Oncology researchers are also studying nano-devices that capture bloodborne biomarkers, such as the proteins inside tumor cells, tumor DNA, and tumor-shed exosomes, according to the National Cancer Institute. The nano-sensors included within these devices can take specific, complex measurements.
“Next generation devices couple capture with genetic analysis to further elucidate a patient’s cancer and potential treatments and disease course,” according to the institute.
Nanoparticles within these devices can act as molecular imaging agents, providing feedback about cancer-relevant genetic mutations and the functional characteristics of tumor cells.

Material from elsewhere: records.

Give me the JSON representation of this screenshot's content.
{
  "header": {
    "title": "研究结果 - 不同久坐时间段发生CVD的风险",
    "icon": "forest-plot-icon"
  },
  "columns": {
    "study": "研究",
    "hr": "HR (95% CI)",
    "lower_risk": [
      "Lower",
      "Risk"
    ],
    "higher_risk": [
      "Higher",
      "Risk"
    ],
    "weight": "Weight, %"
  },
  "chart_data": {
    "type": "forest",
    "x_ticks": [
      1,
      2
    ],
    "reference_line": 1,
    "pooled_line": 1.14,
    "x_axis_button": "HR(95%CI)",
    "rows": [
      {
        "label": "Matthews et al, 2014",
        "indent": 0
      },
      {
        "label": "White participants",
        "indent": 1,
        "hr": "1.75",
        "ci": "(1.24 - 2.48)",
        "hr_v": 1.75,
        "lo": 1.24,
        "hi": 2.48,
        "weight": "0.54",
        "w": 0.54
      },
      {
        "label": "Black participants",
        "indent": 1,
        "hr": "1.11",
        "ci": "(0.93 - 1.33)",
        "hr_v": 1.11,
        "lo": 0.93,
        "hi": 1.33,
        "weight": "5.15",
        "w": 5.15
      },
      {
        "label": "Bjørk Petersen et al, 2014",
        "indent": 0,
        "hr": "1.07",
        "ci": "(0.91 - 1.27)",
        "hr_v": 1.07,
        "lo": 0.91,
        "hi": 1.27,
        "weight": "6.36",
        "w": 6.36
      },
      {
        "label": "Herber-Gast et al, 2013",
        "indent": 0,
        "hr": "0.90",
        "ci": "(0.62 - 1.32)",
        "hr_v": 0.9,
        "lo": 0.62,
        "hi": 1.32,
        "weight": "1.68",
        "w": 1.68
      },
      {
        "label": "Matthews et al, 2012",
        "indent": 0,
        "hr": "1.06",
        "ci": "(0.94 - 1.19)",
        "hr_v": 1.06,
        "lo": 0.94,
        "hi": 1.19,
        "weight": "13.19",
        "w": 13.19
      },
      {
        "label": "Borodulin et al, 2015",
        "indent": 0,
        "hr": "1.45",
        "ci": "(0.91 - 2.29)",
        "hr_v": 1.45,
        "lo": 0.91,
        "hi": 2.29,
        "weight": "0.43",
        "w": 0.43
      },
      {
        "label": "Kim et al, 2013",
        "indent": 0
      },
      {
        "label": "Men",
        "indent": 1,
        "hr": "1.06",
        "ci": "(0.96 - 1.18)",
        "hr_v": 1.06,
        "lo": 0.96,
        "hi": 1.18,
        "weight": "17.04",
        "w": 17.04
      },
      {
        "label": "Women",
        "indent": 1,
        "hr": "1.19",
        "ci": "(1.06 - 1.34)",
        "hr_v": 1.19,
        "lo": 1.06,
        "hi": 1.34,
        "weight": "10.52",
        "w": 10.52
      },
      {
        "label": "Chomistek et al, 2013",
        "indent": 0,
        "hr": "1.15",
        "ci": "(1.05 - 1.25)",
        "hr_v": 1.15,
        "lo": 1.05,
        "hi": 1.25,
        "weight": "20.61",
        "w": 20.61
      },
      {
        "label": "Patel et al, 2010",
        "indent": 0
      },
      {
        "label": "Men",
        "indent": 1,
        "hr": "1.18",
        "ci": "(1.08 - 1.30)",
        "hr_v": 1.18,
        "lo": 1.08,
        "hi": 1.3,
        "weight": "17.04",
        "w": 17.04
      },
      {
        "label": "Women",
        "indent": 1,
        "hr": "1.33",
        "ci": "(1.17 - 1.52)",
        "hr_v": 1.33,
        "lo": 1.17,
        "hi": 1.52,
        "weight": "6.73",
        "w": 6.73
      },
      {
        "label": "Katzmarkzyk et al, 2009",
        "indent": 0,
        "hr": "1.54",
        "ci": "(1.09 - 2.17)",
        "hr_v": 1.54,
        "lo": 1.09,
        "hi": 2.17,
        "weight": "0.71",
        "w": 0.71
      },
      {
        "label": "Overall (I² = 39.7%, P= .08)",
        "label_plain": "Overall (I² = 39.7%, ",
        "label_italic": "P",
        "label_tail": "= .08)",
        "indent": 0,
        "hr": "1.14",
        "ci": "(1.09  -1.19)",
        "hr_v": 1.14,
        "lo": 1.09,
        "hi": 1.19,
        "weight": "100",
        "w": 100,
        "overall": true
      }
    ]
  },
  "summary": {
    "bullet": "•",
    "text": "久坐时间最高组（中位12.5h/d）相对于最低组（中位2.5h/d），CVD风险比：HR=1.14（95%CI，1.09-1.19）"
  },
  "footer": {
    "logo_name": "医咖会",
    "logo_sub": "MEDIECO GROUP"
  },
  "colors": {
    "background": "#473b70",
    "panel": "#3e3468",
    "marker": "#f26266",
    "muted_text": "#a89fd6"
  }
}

The Future is Bright, But Still Unclear
Commercialization for nanotechnology in medical devices and drugs has been slow.
This could be because guidelines are unclear.
In 2018, the FDA formalized its approach to the regulation of nanotechnology products, noting that “the very changes in biological, chemical and other properties that can make nanotechnology applications so exciting, however, also may merit examination to determine any effects on product safety, effectiveness, or other attributes.”
In other words, we don’t yet know how these smaller-than-microscopic structures could affect the environment or human health in the future, but the FDA will continue to require evidence of safety and effectiveness as they always have.
The agency has formed a team to establish regulatory and guidance roles in nanotechnology and its impact on the human body.
The team’s stated goals are to “develop and advance the methods, tools, and approaches that will improve and enhance the evaluations of the physico-chemical characterization, safety, and efficacy of engineered nanomaterials and nanosurfaces incorporated into medical devices.”
The potential role of nanotechnology in health care is unprecedented.
Our team is excited by the possibilities and cautiously optimistic. We will continue to follow the latest research and development in nanotechnology and other trends impacting clinical research, as well as the regulatory implications of them.